Fig. 20.1
Preferential access routes to the interbody space at varying spinal segments
Lateral – Open lateral approaches have been used for decades to access the mid-lumbar spine. Originally used for the treatment of Pott’s disease, this method later found utility for managing thoracolumbar fractures and releasing the mid-lumbar spine for ASD pathologies. This method has the morbidities associated with the ALIF approach and originally also required an extensive disruption of the soft tissues via the thoracoabdominal approach. Its use has been largely supplanted by less invasive methods such as the extreme lateral interbody fusion (XLIF) and direct lateral interbody fusion (DLIF). These approaches are discussed extensively in Chaps. 24, 25, 26, 27, 28, 29, 30, 31, and 32. Expandable cages also have potential applications in this arena.
Oblique – A new method approaching the spine from an intermediary approach has also been developed (Fig. 20.2). Limited data are available on the safety and efficacy of this approach, particularly for treating spinal deformities, but the oblique lateral interbody fusion (OLIF) has the advantages of accessing the spine posterolaterally without any bone removal. More data is needed on the safety and efficacy of this method for treating spinal deformities.
Fig. 20.2
Oblique lateral interbody fusion. (a) Access is through Kambin’s triangle, and (b) a cannulated and bulleted cage is inserted through the inferior neuroforamen
Trans-sacral – Approaching the lumbosacral junction via a low incision through the presacral fat pad has also been popular (see Chap. 35). This method, which allows an interbody fusion at L5–S1 and occasionally L4–5, has the advantage of allowing for an anterior interbody spacer to be placed at the lumbosacral junction with the patient in the prone position. This accomplishes the goal of stress shielding the sacral screws while not excessively prolonging the operation with a second position surgical approach.
Posterior – Because the above approaches are covered in other chapters in this textbook, this discussion on expandable cages will focus on the use of these devices in minimally invasive posterior surgeries.
20.3 Problems with Traditional Posterior Interbody Cages
Posterior lumbar interbody fusion (PLIF) has been a widely utilized technique since its introduction by Ralph Cloward a half century ago [2]. This method is robust as it completely treats a spinal segment with decompression, fixation, and fusion. It is effective as a treatment for segmental correction of spinal deformities [5].
While powerful as a technique, rates of new neural symptoms can be seen in as many as 7 % of patients undergoing PLIF. Much of this has been attributed to the neural retraction needed for cage placement. Thus, the technique of transforaminal lumbar interbody fusion (TLIF) was innovated by Harms. This method approaches the disc space more laterally and from only one side, thus reducing the likelihood of nerve root retraction and its attendant clinical problems. Regardless, both methods typically involve some amount of nerve root manipulation, particularly to place an appropriately sized graft.

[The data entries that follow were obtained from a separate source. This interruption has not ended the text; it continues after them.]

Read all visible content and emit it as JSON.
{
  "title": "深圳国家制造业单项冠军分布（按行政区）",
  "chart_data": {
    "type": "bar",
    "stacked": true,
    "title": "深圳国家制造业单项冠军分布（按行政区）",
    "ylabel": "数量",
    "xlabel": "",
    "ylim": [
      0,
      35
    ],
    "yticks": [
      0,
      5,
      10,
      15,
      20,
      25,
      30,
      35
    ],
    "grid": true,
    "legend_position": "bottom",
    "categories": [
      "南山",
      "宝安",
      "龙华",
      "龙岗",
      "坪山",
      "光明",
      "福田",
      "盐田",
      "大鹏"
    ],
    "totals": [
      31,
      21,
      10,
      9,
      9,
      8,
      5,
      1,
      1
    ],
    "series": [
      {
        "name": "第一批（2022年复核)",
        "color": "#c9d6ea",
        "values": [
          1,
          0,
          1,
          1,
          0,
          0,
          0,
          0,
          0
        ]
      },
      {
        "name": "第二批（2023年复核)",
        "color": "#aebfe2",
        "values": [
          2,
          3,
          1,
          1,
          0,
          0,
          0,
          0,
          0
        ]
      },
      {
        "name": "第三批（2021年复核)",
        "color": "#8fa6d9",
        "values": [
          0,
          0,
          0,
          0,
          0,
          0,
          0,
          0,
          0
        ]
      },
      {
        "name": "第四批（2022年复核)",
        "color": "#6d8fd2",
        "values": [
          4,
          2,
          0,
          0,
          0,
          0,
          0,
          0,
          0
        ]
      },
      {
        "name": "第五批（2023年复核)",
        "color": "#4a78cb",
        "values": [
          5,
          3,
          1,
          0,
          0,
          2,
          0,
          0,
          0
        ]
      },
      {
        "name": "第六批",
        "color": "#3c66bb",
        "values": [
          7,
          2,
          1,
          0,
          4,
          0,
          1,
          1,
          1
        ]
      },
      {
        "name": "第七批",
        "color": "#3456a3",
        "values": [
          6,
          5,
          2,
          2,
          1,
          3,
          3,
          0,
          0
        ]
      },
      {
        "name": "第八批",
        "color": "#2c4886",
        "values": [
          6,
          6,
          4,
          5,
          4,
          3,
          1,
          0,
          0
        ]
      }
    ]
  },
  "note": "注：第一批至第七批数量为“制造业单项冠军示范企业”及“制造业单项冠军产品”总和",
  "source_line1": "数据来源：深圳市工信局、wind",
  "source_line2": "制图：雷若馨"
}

With the advent of MIS PLIF and TLIF, new problems emerged, much of this was related to interbody graft undersizing. This was due to less complete disc space preparation and a reduced ability to distract upon pedicle screws to allow cage placement. While potentially acceptable in cases of degenerative disease, treatment of ASD requires special attention to spinal alignment and maintenance/restoration of lordosis.

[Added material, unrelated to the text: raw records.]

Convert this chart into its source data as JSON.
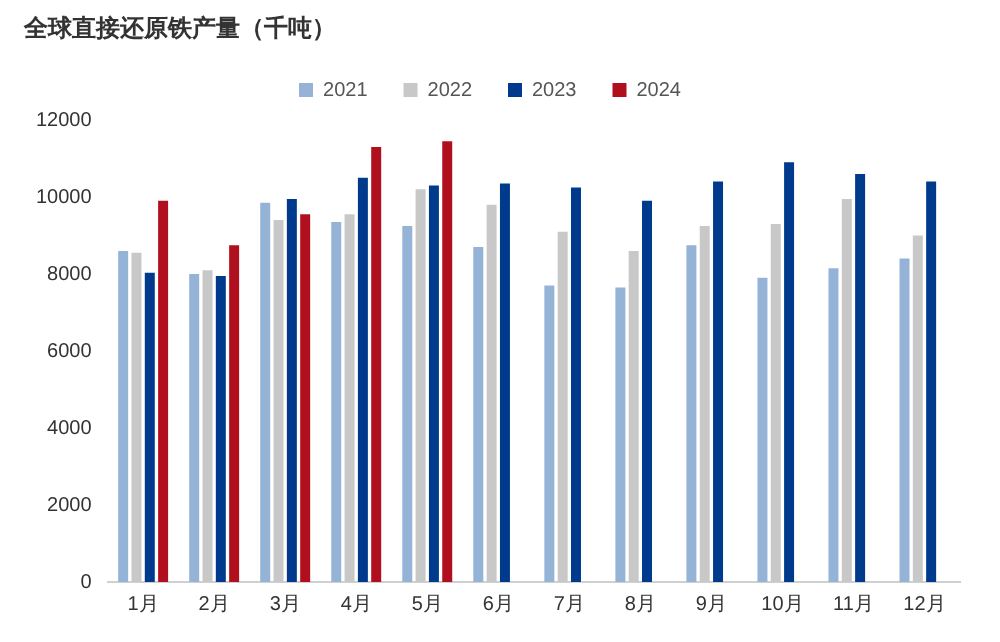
{
  "chart_data": {
    "type": "bar",
    "title": "全球直接还原铁产量（千吨）",
    "categories": [
      "1月",
      "2月",
      "3月",
      "4月",
      "5月",
      "6月",
      "7月",
      "8月",
      "9月",
      "10月",
      "11月",
      "12月"
    ],
    "series": [
      {
        "name": "2021",
        "color": "#95b3d7",
        "values": [
          8600,
          8000,
          9850,
          9350,
          9250,
          8700,
          7700,
          7650,
          8750,
          7900,
          8150,
          8400
        ]
      },
      {
        "name": "2022",
        "color": "#c8c8c8",
        "values": [
          8550,
          8100,
          9400,
          9550,
          10200,
          9800,
          9100,
          8600,
          9250,
          9300,
          9950,
          9000
        ]
      },
      {
        "name": "2023",
        "color": "#003a8c",
        "values": [
          8030,
          7950,
          9950,
          10500,
          10300,
          10350,
          10250,
          9900,
          10400,
          10900,
          10600,
          10400
        ]
      },
      {
        "name": "2024",
        "color": "#b0101e",
        "values": [
          9900,
          8750,
          9550,
          11300,
          11450,
          null,
          null,
          null,
          null,
          null,
          null,
          null
        ]
      }
    ],
    "ylim": [
      0,
      12000
    ],
    "yticks": [
      0,
      2000,
      4000,
      6000,
      8000,
      10000,
      12000
    ],
    "grid": false,
    "legend": "top"
  }
}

20.4 Kambin’s Triangle and the Geometry of Interbody Cages
Placement of an interbody grafts involves adequate disc space clearance and preparation, selection of an ideal height spacer, management of neural tissues, and graft insertion. Creation of a corridor of space requires an understanding of the geometry of these corridors. While selection of the ideal spacer height is a relatively straightforward but arbitrary decision, the confines limiting cage placement are to some degree fixed and real. The relationship of the traversing and exiting nerve roots, lateral removal of the facet joint, scarring and adhesions, and the elasticity of the neural elements all influence the available space for cage placement. Furthermore, the cage shape, route of entry, and the trajectory of approach all affect the space needed.
In a previous report by Barnes et al., it was shown that, in order to achieve a predefined spacer height, placement of a cylindrical cage would have to require more nerve root retraction than a rectangular cage. They investigated this in a cohort of 49 patients. Clinically, this translated to a 13.6 % rate of permanent nerve root injuries in patients with cylindrical cages vs. 0 % in rectangular cages [1]. Currently, nearly all cylindrical cages have been replaced by impacted rectangular implants.